Leading political figures have included former Cabinet ministers Hernan Buchi and Ingrid Antonijevic; a member of the Chilean Constitutional Convention, Elisa Giustinianovich; lawmaker Vlado Mirosevic; and a former presidential candidate and senator, Carolina Goic.

“Unlike the English and the Scottish, the Croatians arrived in Chile on a mass scale,” economist Marco Antonio Barticevic, director of the Croatian Club of Punta Arenas, whose members include Boric’s family, told Efe.

The outbreak of phylloxera (a grapevine disease) battered that European country’s wine industry, while the inability of the shipbuilding industry to adapt to the transition from sail to steam impoverished thousands of local inhabitants and forced them to migrate at the start of the 19th century, the expert added.

Most of them settled in Punta Arenas, a small port city located on the Brunswick Peninsula north of the Strait of Magellan, and left their mark there: a Croatian neighborhood, Calle Croacia (Croatia Street), a Croatian firefighting division and several restaurants.

Many stayed in that region after gold was discovered, although that rush lasted just 15 years and later “they had to devote themselves to agriculture, ranching or to opening small businesses.”

Popular radio announcer Vladimiro Mimica, whose grandparents arrived in Chile carrying Austro-Hungarian passports, says the Croatians who crossed the Atlantic “weren’t intellectuals but rather workers who successfully integrated with another community that traveled in large numbers to southern Chile: the inhabitants of the Chiloe archipelago (off Chile’s south-central coast).

“Their symbiosis was crucial.
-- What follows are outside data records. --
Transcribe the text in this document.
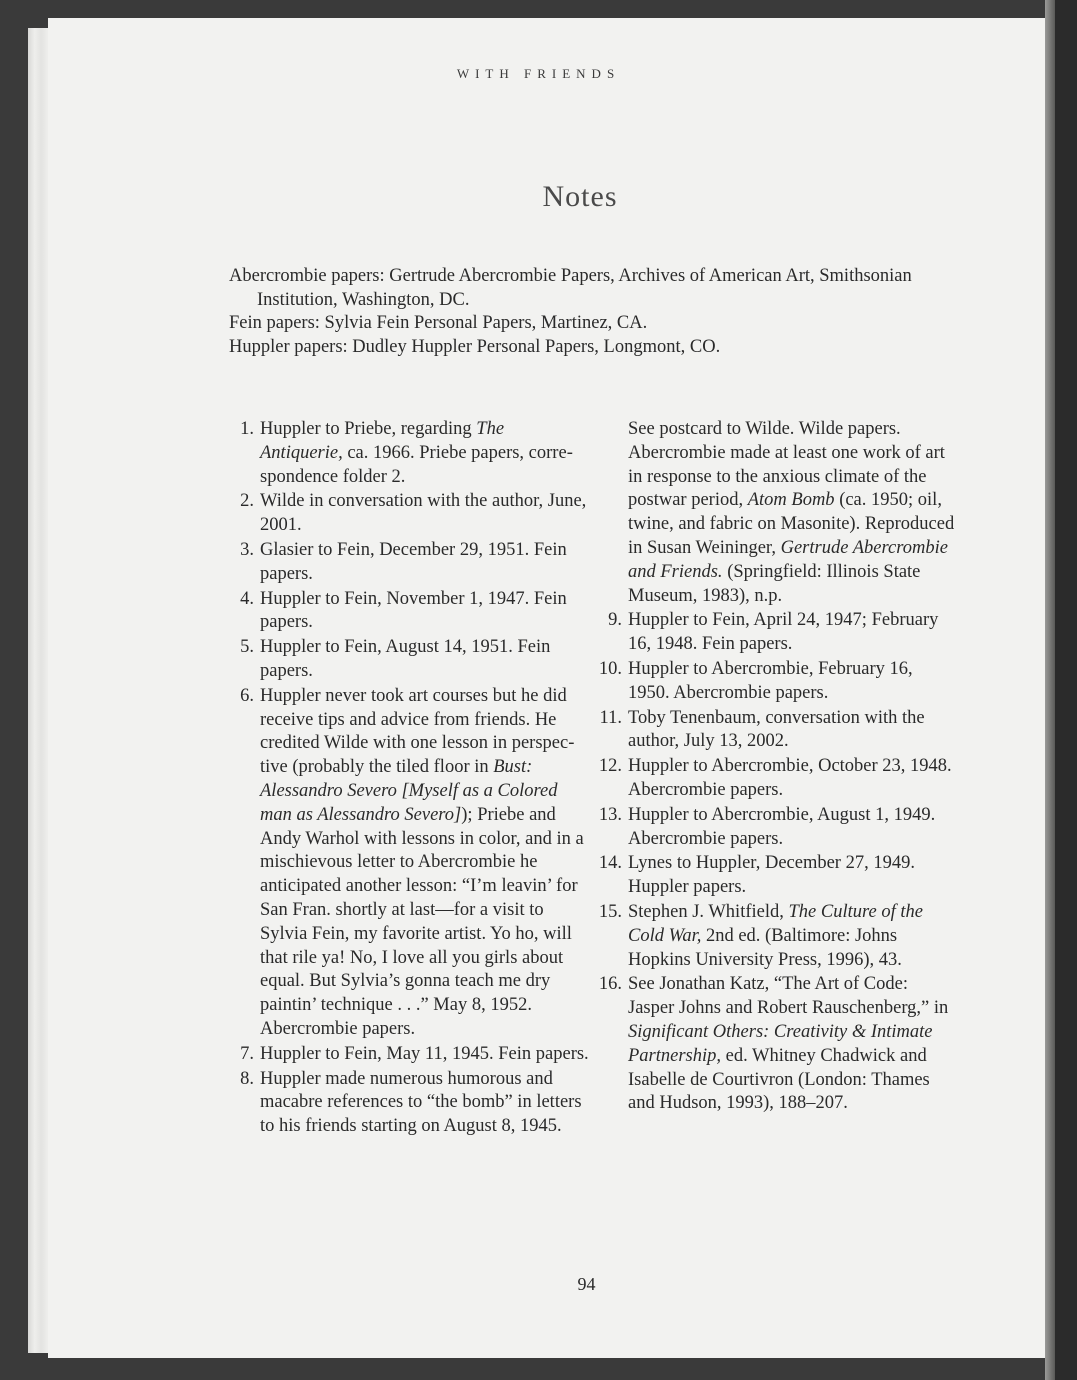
WITH FRIENDS
Notes
Abercrombie papers: Gertrude Abercrombie Papers, Archives of American Art, Smithsonian Institution, Washington, DC.
Fein papers: Sylvia Fein Personal Papers, Martinez, CA.
Huppler papers: Dudley Huppler Personal Papers, Longmont, CO.
1. Huppler to Priebe, regarding The Antiquerie, ca. 1966. Priebe papers, correspondence folder 2.
2. Wilde in conversation with the author, June, 2001.
3. Glasier to Fein, December 29, 1951. Fein papers.
4. Huppler to Fein, November 1, 1947. Fein papers.
5. Huppler to Fein, August 14, 1951. Fein papers.
6. Huppler never took art courses but he did receive tips and advice from friends. He credited Wilde with one lesson in perspective (probably the tiled floor in Bust: Alessandro Severo [Myself as a Colored man as Alessandro Severo]); Priebe and Andy Warhol with lessons in color, and in a mischievous letter to Abercrombie he anticipated another lesson: “I’m leavin’ for San Fran. shortly at last—for a visit to Sylvia Fein, my favorite artist. Yo ho, will that rile ya! No, I love all you girls about equal. But Sylvia’s gonna teach me dry paintin’ technique . . .” May 8, 1952. Abercrombie papers.
7. Huppler to Fein, May 11, 1945. Fein papers.
8. Huppler made numerous humorous and macabre references to “the bomb” in letters to his friends starting on August 8, 1945.
See postcard to Wilde. Wilde papers. Abercrombie made at least one work of art in response to the anxious climate of the postwar period, Atom Bomb (ca. 1950; oil, twine, and fabric on Masonite). Reproduced in Susan Weininger, Gertrude Abercrombie and Friends. (Springfield: Illinois State Museum, 1983), n.p.
9. Huppler to Fein, April 24, 1947; February 16, 1948. Fein papers.
10. Huppler to Abercrombie, February 16, 1950. Abercrombie papers.
11. Toby Tenenbaum, conversation with the author, July 13, 2002.
12. Huppler to Abercrombie, October 23, 1948. Abercrombie papers.
13. Huppler to Abercrombie, August 1, 1949. Abercrombie papers.
14. Lynes to Huppler, December 27, 1949. Huppler papers.
15. Stephen J. Whitfield, The Culture of the Cold War, 2nd ed. (Baltimore: Johns Hopkins University Press, 1996), 43.
16. See Jonathan Katz, “The Art of Code: Jasper Johns and Robert Rauschenberg,” in Significant Others: Creativity & Intimate Partnership, ed. Whitney Chadwick and Isabelle de Courtivron (London: Thames and Hudson, 1993), 188–207.
94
The two communities pushed one another and worked together to prosper,” he told Efe.

Both arrived with the notion that “Punta Arenas was a prosperous and cosmopolitan city” and a passageway for thousands of ships in the days before the Panama Canal, Mimica added.

Ties between Chile’s far south and Croatia remain solid to this day, says Punta Arenas Mayor Claudio Radonich, a third-generation Croatian Chilean.

“We tend to have frequent visits from the Croatian president, and we also have the only other Croatian consulate in Chile, besides the one in Santiago,” he told Efe at his office.

This month marks a new major milestone for the Croatian community – the inauguration of one of their own as Chile’s first president.

Boric was sworn in last Friday, more than 135 years after his great-grandfather crossed the Atlantic from the small Croatian island of Ugljan and arrived in the Tierra del Fuego archipelago, one of the world’s southernmost inhabited areas and then a place experiencing a gold rush.

The 36-year-old Boric, who has frequently expressed pride in his migrant roots, traveled in 2010 with his two brothers to Ugljan to meet several of his distant relatives.